Re: Issues subtracting Unix epoch from date
Re: Issues subtracting Unix epoch from date
- Subject: Re: Issues subtracting Unix epoch from date
- From: Nathan Vander Wilt <email@hidden>
- Date: Sat, 20 Feb 2010 14:51:32 -0800
On Feb 20, 2010, at 12:18 PM, Mark J. Reed wrote:
> On Sat, Feb 20, 2010 at 3:10 PM, Nathan Vander Wilt
> <email@hidden> wrote:
>> I was assuming that AppleScript treated dates internally like Cocoa does: as
>> seconds from a reference date. But I'm getting the impression that within an
>> AppleScript script itself, dates are stored (and *calculated*!) internally
>> just as the class is writable externally: four numbers YMD+S and some
>> elementary calendar assumptions. (Thanks Shane for corroborating on this.)
>
> The internal representation used by Applescript has nothing to do with
> this, really. I mean, UNIX uses a count of non-leap seconds since Jan
> 1, 1970 at midnight GMT, but it still honors daylight saving time
> rules in effect at the target time (not just the present) when asked
> to convert to local time. All that matters is the interface to the
> system - you are specifying a date using year, month, day, hour,
> minute, and second, no matter what AppleScript turns that into before
> manipulating it.
The way the calculations are done does matter! How many seconds are there between the Unix epoch and 2007-June-30 17:05:00 PDT?
AppleScript:
property unixEpoch : (date "Thursday, January 1, 1970 12:00:00 AM") + (time to GMT)
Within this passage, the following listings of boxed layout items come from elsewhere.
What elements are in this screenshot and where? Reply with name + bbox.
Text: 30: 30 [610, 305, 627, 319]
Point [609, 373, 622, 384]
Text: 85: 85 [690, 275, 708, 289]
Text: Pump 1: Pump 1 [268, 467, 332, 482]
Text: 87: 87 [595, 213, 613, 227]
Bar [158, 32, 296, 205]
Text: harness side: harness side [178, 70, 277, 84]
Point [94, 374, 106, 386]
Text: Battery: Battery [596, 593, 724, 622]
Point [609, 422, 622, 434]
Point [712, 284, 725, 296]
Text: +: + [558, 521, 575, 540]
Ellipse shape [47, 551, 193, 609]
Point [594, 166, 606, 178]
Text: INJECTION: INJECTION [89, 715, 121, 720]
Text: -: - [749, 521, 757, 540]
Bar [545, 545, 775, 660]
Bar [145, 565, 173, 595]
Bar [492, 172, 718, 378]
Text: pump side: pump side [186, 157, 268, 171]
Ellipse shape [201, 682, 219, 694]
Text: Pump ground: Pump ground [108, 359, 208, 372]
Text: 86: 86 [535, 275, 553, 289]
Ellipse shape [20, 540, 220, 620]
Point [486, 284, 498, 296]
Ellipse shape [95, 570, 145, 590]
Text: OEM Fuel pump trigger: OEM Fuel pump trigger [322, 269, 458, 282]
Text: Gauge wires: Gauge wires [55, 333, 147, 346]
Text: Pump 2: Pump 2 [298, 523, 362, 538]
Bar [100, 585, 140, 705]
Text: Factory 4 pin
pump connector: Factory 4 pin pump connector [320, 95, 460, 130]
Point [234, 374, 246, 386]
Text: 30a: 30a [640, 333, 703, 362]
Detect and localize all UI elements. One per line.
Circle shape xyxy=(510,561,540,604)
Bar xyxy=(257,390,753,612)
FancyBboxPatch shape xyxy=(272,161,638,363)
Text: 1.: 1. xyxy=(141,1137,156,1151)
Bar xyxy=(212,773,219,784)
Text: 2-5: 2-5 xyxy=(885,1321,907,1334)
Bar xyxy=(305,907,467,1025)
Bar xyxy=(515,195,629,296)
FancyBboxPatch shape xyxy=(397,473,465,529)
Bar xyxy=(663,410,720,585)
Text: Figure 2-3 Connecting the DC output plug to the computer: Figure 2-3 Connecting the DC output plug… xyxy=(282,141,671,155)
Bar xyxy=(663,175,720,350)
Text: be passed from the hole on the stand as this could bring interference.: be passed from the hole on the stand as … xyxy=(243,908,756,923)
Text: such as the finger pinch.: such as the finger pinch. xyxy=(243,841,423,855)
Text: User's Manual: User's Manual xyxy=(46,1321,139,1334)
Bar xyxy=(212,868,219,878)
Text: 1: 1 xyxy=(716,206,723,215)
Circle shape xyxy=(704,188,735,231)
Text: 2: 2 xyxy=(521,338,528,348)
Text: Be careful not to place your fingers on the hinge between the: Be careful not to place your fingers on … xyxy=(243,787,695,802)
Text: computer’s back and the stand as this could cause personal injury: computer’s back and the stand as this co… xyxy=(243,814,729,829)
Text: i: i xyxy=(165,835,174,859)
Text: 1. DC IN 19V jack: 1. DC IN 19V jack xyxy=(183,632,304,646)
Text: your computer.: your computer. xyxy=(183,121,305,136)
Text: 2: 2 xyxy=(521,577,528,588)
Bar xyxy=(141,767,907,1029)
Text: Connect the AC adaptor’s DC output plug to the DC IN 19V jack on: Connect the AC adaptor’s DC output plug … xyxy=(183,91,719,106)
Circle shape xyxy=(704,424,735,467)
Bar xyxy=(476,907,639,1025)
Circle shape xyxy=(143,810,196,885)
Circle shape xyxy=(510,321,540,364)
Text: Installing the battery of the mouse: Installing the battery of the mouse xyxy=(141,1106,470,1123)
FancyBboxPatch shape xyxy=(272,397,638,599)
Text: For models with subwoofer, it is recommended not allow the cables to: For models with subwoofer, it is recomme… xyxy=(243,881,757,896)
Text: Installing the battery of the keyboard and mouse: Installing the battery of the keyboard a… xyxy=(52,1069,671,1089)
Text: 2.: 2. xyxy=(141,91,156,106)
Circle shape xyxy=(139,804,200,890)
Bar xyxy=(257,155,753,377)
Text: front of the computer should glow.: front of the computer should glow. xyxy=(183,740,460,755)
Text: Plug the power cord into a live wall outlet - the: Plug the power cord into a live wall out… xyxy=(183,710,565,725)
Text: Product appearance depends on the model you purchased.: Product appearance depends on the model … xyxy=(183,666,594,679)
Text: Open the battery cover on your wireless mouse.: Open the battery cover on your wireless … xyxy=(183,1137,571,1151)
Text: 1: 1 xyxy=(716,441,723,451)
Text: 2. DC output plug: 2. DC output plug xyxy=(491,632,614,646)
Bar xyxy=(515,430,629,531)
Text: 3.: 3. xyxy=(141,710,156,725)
log (date "Saturday, June 30, 2007 5:05:00 PM") - unixEpoch
--> (*1.1832519E+9*)
Cocoa:
NSDate* date = [NSDate dateWithNaturalLanguageString:@"Saturday, June 30, 2007 5:05:00 PM"];
printf("%f\n", [date timeIntervalSince1970]);
--> 1183248300.000000
So AppleScript says 1183251900 seconds, while Cocoa gives the correct answer of 1183248300 seconds.
> Your bug came about due to daylight saving time, and if you're using
> local time at all, you can't really avoid dealing with DST issues. For
> instance, in the US, does 2AM on the day we "fall back" correspond to
> 7200 or 10,800 seconds after midnight? Well, both; without specifying
> a time zone to indicate which 2am you mean, there's no way to choose
> between them.
I'd love to avoid local time, but when I use AppleScript to ask an application for a date it only gives me access to a local calendar representation instead.
Here's an equivalent to what I need to do:
1. Get a date from an application (e.g. tell application "iPhoto" to get date of some photo)
2. Store a representation to disk, then exit script
3. Time passes, time zone offset may change.
4. Start script, load stored representation from disk
5. Set the *same* date (or a precise adjustment thereof) back to the application
This is impossible to do with AppleScript's date model. (Or please show how I am wrong?) Having the stored representation include the value of "time to GMT" when written is no solution, because it does not indicate whether the local calendar values had been adjusted for DST.
> The fact that "time to GMT" doesn't change while the script is
> running, even if it runs across the DST switch (which I've just
> verified) is a bug, IMO.
It depends. Consider a script meant to display the current GMT time:
set localTime to current date
-- moments pass
return localTime - (time to GMT)
If the time zone were to change at the point labeled "moments pass", the script could return something hours off due to AppleScript's calendar date representation. As it is, the AppleScript representation of localTime and Scripting Addition's "time to GMT" at least stay consistent.
IMO, AppleScript's knuckle-counting "How many days hath September?" calendar math is the real bug.